Verfahrensgang

Bayerischer VGH (Aktenzeichen 23 B 99.32503)

 

Tenor

Die Beschwerde des Klägers gegen die Nichtzulassung der Revision in dem Urteil des Bayerischen Verwaltungsgerichtshofs vom 19. Oktober 2000 wird zurückgewiesen.

Der Kläger trägt die Kosten des Beschwerdeverfahrens.

 

Gründe

Die Beschwerde des Klägers hat keinen Erfolg. Die geltend gemachten Revisionszulassungsgründe sind zum Teil nicht den Anforderungen des § 133 Abs. 3 Satz 3 VwGO entsprechend dargetan, zum Teil liegen sie nicht vor.

Die Beschwerde rügt unter Punkt 1 der Beschwerdebegründung eine Abweichung von dem Urteil des Bundesverwaltungsgerichts vom 5. Oktober 1999 – BVerwG 9 C 15.99 – (BVerwGE 109, 353 = NVwZ 2000, 332).
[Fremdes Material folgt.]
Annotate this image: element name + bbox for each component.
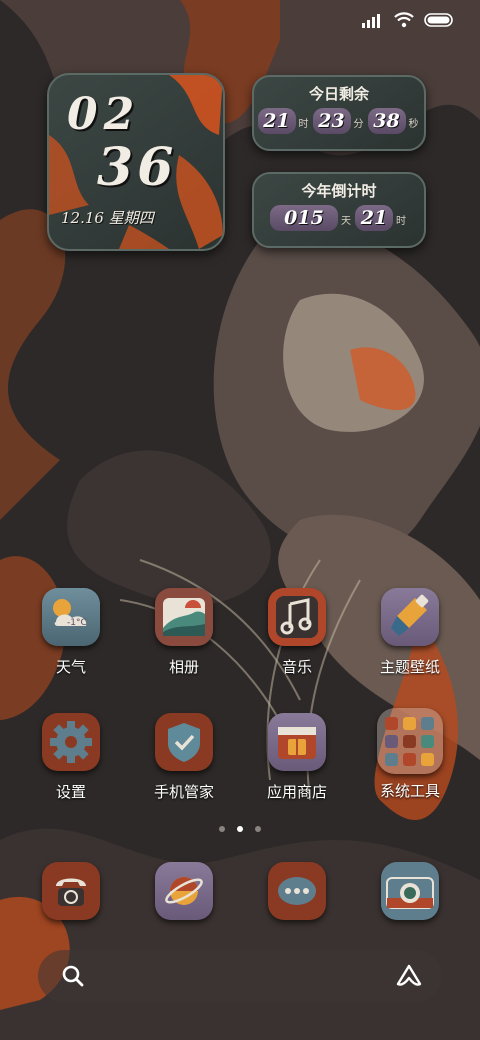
app-settings[interactable]: 设置 [21, 713, 121, 802]
year-countdown-title: 今年倒计时 [301, 182, 377, 200]
wifi-icon [394, 12, 414, 28]
remaining-hours: 21 [257, 108, 296, 134]
app-music[interactable]: 音乐 [247, 588, 347, 677]
page-dot-1[interactable] [219, 826, 225, 832]
app-store[interactable]: 应用商店 [247, 713, 347, 802]
today-remaining-title: 今日剩余 [308, 85, 369, 103]
folder-system-tools[interactable]: 系统工具 [360, 708, 460, 801]
search-bar[interactable] [38, 950, 442, 1002]
dock-phone[interactable] [21, 862, 121, 920]
search-icon[interactable] [62, 965, 84, 987]
security-icon [155, 713, 213, 771]
remaining-hours-unit: 时 [298, 119, 309, 130]
dock-camera[interactable] [360, 862, 460, 920]
app-theme[interactable]: 主题壁纸 [360, 588, 460, 677]
app-store-icon [268, 713, 326, 771]
music-icon [268, 588, 326, 646]
year-countdown-widget[interactable]: 今年倒计时 015 天 21 时 [252, 172, 426, 248]
signal-icon [362, 14, 380, 28]
countdown-days: 015 [270, 205, 338, 231]
page-dot-3[interactable] [255, 826, 261, 832]
app-label-security: 手机管家 [153, 783, 214, 801]
today-remaining-widget[interactable]: 今日剩余 21 时 23 分 38 秒 [252, 75, 426, 151]
countdown-hours-unit: 时 [396, 216, 406, 227]
theme-icon [381, 588, 439, 646]
status-bar [362, 10, 456, 30]
battery-icon [424, 13, 453, 27]
app-label-app-store: 应用商店 [266, 783, 327, 801]
remaining-minutes: 23 [312, 108, 351, 134]
page-dot-2-active[interactable] [237, 826, 243, 832]
phone-icon [42, 862, 100, 920]
countdown-days-unit: 天 [341, 216, 351, 227]
app-label-theme: 主题壁纸 [379, 658, 440, 676]
remaining-seconds: 38 [367, 108, 406, 134]
clock-minute: 36 [97, 137, 178, 198]
dock-messages[interactable] [247, 862, 347, 920]
assistant-icon[interactable] [396, 964, 422, 988]
remaining-seconds-unit: 秒 [408, 119, 419, 130]
clock-widget[interactable]: 02 36 12.16 星期四 [47, 73, 225, 251]
weather-temp: -1°C [67, 618, 87, 628]
app-weather[interactable]: -1°C 天气 [21, 588, 121, 677]
messages-icon [268, 862, 326, 920]
gallery-icon [155, 588, 213, 646]
countdown-hours: 21 [355, 205, 393, 231]
app-label-music: 音乐 [281, 658, 312, 676]
settings-icon [42, 713, 100, 771]
clock-hour: 02 [67, 89, 141, 140]
page-indicator[interactable] [0, 826, 480, 832]
app-label-settings: 设置 [55, 783, 86, 801]
system-tools-folder-icon [377, 708, 443, 774]
app-label-system-tools: 系统工具 [379, 782, 440, 800]
weather-icon: -1°C [42, 588, 100, 646]
app-security[interactable]: 手机管家 [134, 713, 234, 802]
remaining-minutes-unit: 分 [353, 119, 364, 130]
clock-date: 12.16 星期四 [61, 209, 154, 227]
app-label-gallery: 相册 [168, 658, 199, 676]
app-label-weather: 天气 [55, 658, 86, 676]
camera-icon [381, 862, 439, 920]
app-gallery[interactable]: 相册 [134, 588, 234, 677]
browser-icon [155, 862, 213, 920]
dock-browser[interactable] [134, 862, 234, 920]
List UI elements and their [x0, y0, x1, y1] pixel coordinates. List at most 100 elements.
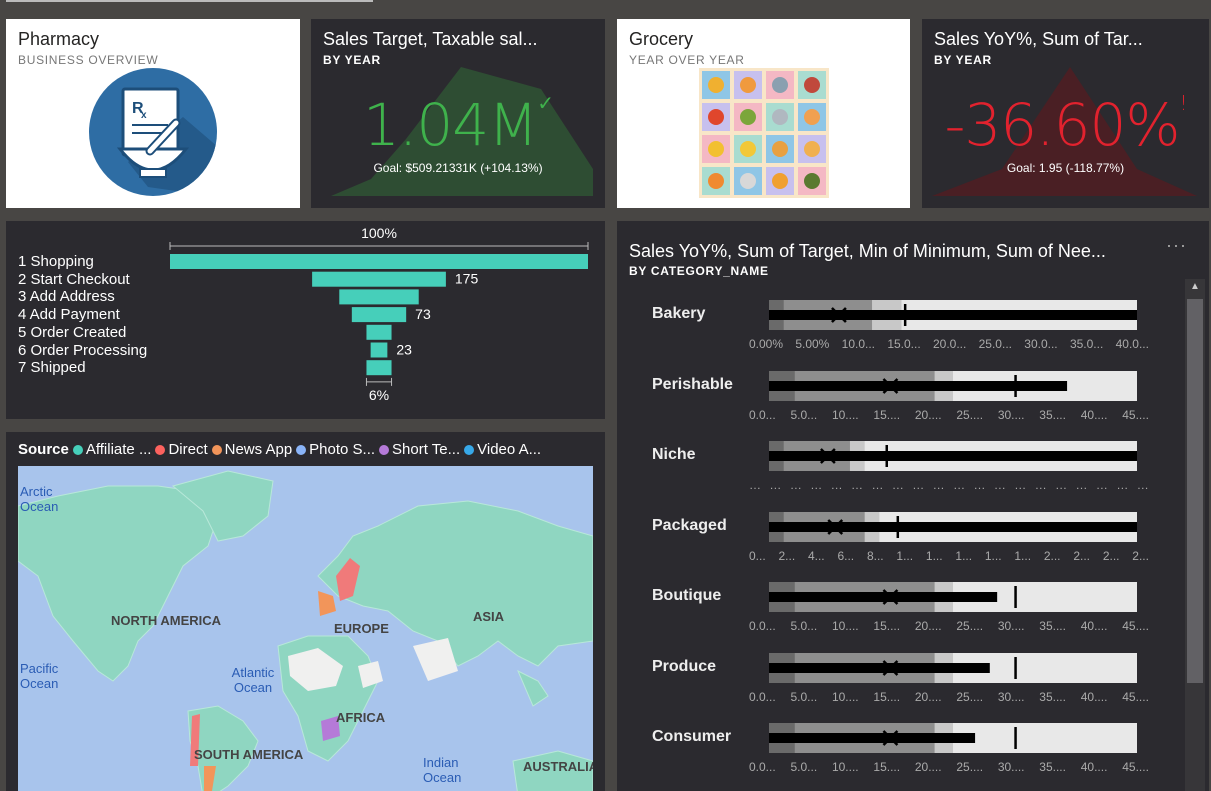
funnel-bar[interactable]: [370, 342, 388, 358]
bullet-tick-label: …: [871, 478, 884, 492]
vertical-scrollbar[interactable]: ▲: [1185, 279, 1205, 791]
bullet-tick-label: 15....: [873, 689, 901, 704]
bullet-axis-ticks: 0.0... 5.0... 10.... 15.... 20.... 25.... 30..…: [749, 690, 1149, 704]
funnel-bar[interactable]: [312, 271, 446, 287]
grocery-item-icon: [772, 77, 788, 93]
map-legend: Source Affiliate ... Direct News App Photo …: [18, 441, 541, 458]
bullet-tick-label: 20.0...: [932, 337, 967, 351]
bullet-axis-ticks: 0.00% 5.00% 10.0... 15.0... 20.0... 25.0... 30…: [749, 337, 1149, 351]
bullet-tick-label: 35....: [1039, 760, 1066, 774]
bullet-value-bar: [769, 592, 998, 602]
funnel-bottom-label: 6%: [369, 387, 389, 403]
bullet-tick-label: 35....: [1039, 619, 1066, 633]
grocery-grid-icon: [699, 68, 829, 198]
exclamation-icon: !: [1179, 91, 1188, 115]
legend-item[interactable]: Affiliate ...: [72, 441, 151, 458]
bullet-axis-ticks: 0.0... 5.0... 10.... 15.... 20.... 25.... 30..…: [749, 760, 1149, 774]
scroll-up-arrow-icon[interactable]: ▲: [1185, 281, 1205, 297]
bullet-tick-label: 35....: [1039, 407, 1066, 422]
bullet-tick-label: 35.0...: [1069, 337, 1104, 351]
bullet-category-label: Boutique: [652, 587, 722, 604]
map-tile[interactable]: Source Affiliate ... Direct News App Photo …: [6, 432, 605, 791]
bullet-tick-label: 1...: [955, 548, 973, 563]
bullet-value-bar: [769, 521, 1137, 532]
bullet-axis-ticks: 0.0... 5.0... 10.... 15.... 20.... 25.... 30..…: [749, 408, 1149, 422]
bullet-bar[interactable]: [763, 511, 1153, 544]
world-map[interactable]: Arctic Ocean Pacific Ocean Atlantic Ocea…: [18, 466, 593, 791]
bullet-bar[interactable]: [763, 723, 1153, 755]
legend-label: Photo S...: [309, 441, 376, 458]
legend-label: News App: [224, 441, 293, 458]
bullet-tick-label: 25....: [956, 689, 984, 704]
ocean-label-indian: Indian Ocean: [423, 755, 462, 785]
grocery-item-icon: [804, 77, 820, 93]
funnel-bar[interactable]: [366, 360, 392, 376]
bullet-tick-label: …: [973, 478, 986, 492]
bullet-tick-label: 0.0...: [749, 407, 776, 422]
kpi-sales-target-tile[interactable]: Sales Target, Taxable sal... BY YEAR 1.0…: [311, 19, 605, 208]
bullet-tick-label: …: [1014, 478, 1027, 492]
funnel-bar[interactable]: [339, 289, 419, 305]
kpi2-subtitle: BY YEAR: [934, 53, 992, 67]
bullet-tick-label: 10....: [831, 407, 859, 422]
bullet-value-bar: [769, 380, 1068, 391]
legend-dot-icon: [72, 444, 83, 455]
map-land: [18, 470, 593, 791]
grocery-item-icon: [708, 109, 724, 125]
bullet-tick-label: 30....: [997, 619, 1025, 633]
bullet-tick-label: 20....: [914, 619, 942, 633]
bullet-tick-label: 40....: [1080, 689, 1108, 704]
bullet-category-label: Niche: [652, 446, 696, 463]
bullet-bar[interactable]: [763, 300, 1153, 332]
bullet-tick-label: 15....: [873, 407, 901, 422]
bullet-axis-ticks: ……………………………………………………: [749, 478, 1149, 492]
bullet-tick-label: 15.0...: [887, 337, 921, 351]
funnel-bar[interactable]: [351, 307, 407, 323]
kpi-sales-yoy-tile[interactable]: Sales YoY%, Sum of Tar... BY YEAR -36.60…: [922, 19, 1209, 208]
legend-item[interactable]: Photo S...: [296, 441, 375, 458]
bullet-tick-label: 2...: [1073, 548, 1091, 563]
grocery-item-icon: [772, 141, 788, 157]
funnel-tile[interactable]: 1 Shopping 2 Start Checkout 3 Add Address 4…: [6, 221, 605, 419]
bullet-bar[interactable]: [763, 441, 1153, 473]
legend-item[interactable]: Short Te...: [379, 441, 460, 458]
bullet-bar[interactable]: [763, 582, 1153, 614]
bullet-tick-label: 0...: [749, 548, 766, 563]
bullet-bar[interactable]: [763, 370, 1153, 403]
bullet-tick-label: 30....: [997, 760, 1025, 774]
funnel-bar[interactable]: [366, 324, 392, 340]
ocean-label-arctic: Arctic Ocean: [20, 484, 59, 514]
legend-dot-icon: [155, 444, 166, 455]
bullet-tick-label: 6...: [837, 548, 855, 563]
kpi2-goal: Goal: 1.95 (-118.77%): [1006, 161, 1125, 175]
bullet-title: Sales YoY%, Sum of Target, Min of Minimu…: [629, 241, 1106, 261]
grocery-tile[interactable]: Grocery YEAR OVER YEAR: [617, 19, 910, 208]
funnel-bar[interactable]: [170, 254, 588, 269]
bullet-tick-label: 40.0...: [1115, 337, 1149, 351]
kpi2-title: Sales YoY%, Sum of Tar...: [934, 29, 1143, 49]
bullet-tick-label: 40....: [1080, 619, 1108, 633]
bullet-chart-tile[interactable]: Sales YoY%, Sum of Target, Min of Minimu…: [617, 221, 1209, 791]
legend-item[interactable]: News App: [211, 441, 293, 458]
bullet-value-bar: [769, 662, 990, 673]
pharmacy-mortar-icon: R x: [89, 68, 217, 196]
bullet-tick-label: 20....: [914, 760, 942, 774]
legend-dot-icon: [464, 444, 475, 455]
svg-text:x: x: [141, 110, 147, 121]
bullet-bar[interactable]: [763, 652, 1153, 685]
bullet-axis-ticks: 0.0... 5.0... 10.... 15.... 20.... 25.... 30..…: [749, 619, 1149, 633]
continent-label-australia: AUSTRALIA: [523, 759, 593, 774]
pharmacy-tile[interactable]: Pharmacy BUSINESS OVERVIEW R x: [6, 19, 300, 208]
continent-label-north-america: NORTH AMERICA: [111, 613, 222, 628]
grocery-item-icon: [804, 109, 820, 125]
legend-dot-icon: [296, 444, 307, 455]
scrollbar-thumb[interactable]: [1187, 299, 1203, 683]
bullet-tick-label: 45....: [1122, 760, 1149, 774]
pharmacy-subtitle: BUSINESS OVERVIEW: [18, 53, 159, 67]
bullet-tick-label: 10....: [831, 760, 859, 774]
more-options-icon[interactable]: ···: [1166, 235, 1187, 256]
bullet-tick-label: …: [1095, 478, 1108, 492]
legend-item[interactable]: Direct: [155, 441, 208, 458]
kpi1-subtitle: BY YEAR: [323, 53, 381, 67]
legend-item[interactable]: Video A...: [464, 441, 541, 458]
Sie macht geltend, das Berufungsgericht habe bei der Prüfung, ob der Kläger vorverfolgt ausgereist sei, nur auf die kurdischen Provinzen im Nordirak abgestellt. Damit habe es sich in Widerspruch zu dem genannten Urteil des Bundesverwaltungsgerichts gesetzt, nach dem für die Prognose einer politischen Verfolgung stets das Staatsgebiet in seiner Gesamtheit in den Blick zu nehmen sei. Eine Divergenz im Sinne des § 132 Abs. 2 Nr. 2 VwGO ist damit schon deshalb nicht dargetan, weil sich der angegebene Rechtssatz des Bundesverwaltungsgerichts erkennbar nur auf die Prüfung einer bei der Rückkehr in den Heimatstaat drohenden politischen Verfolgung bezieht (vgl. auch den amtlichen Leitsatz zu 1 der Entscheidung), nicht aber auf die Prüfung der Vorverfolgung. Bei dieser Prüfung ist vielmehr naturgemäß in erster Linie auf den konkreten Aufenthaltsort des Asylsuchenden vor seiner Ausreise abzustellen; andere Gebiete des Heimatstaates spielen bei festgestellter Verfolgung am Aufenthaltsort nur insofern eine Rolle, als sie eine inländische Fluchtalternative bieten. Die Ausführungen des Berufungsgerichts, mit denen es eine verfolgungsbedingte Ausreise des Klägers verneint hat, können deshalb von vornherein nicht in Widerspruch zu dem angegebenen Rechtssatz des Bundesverwaltungsgerichts stehen.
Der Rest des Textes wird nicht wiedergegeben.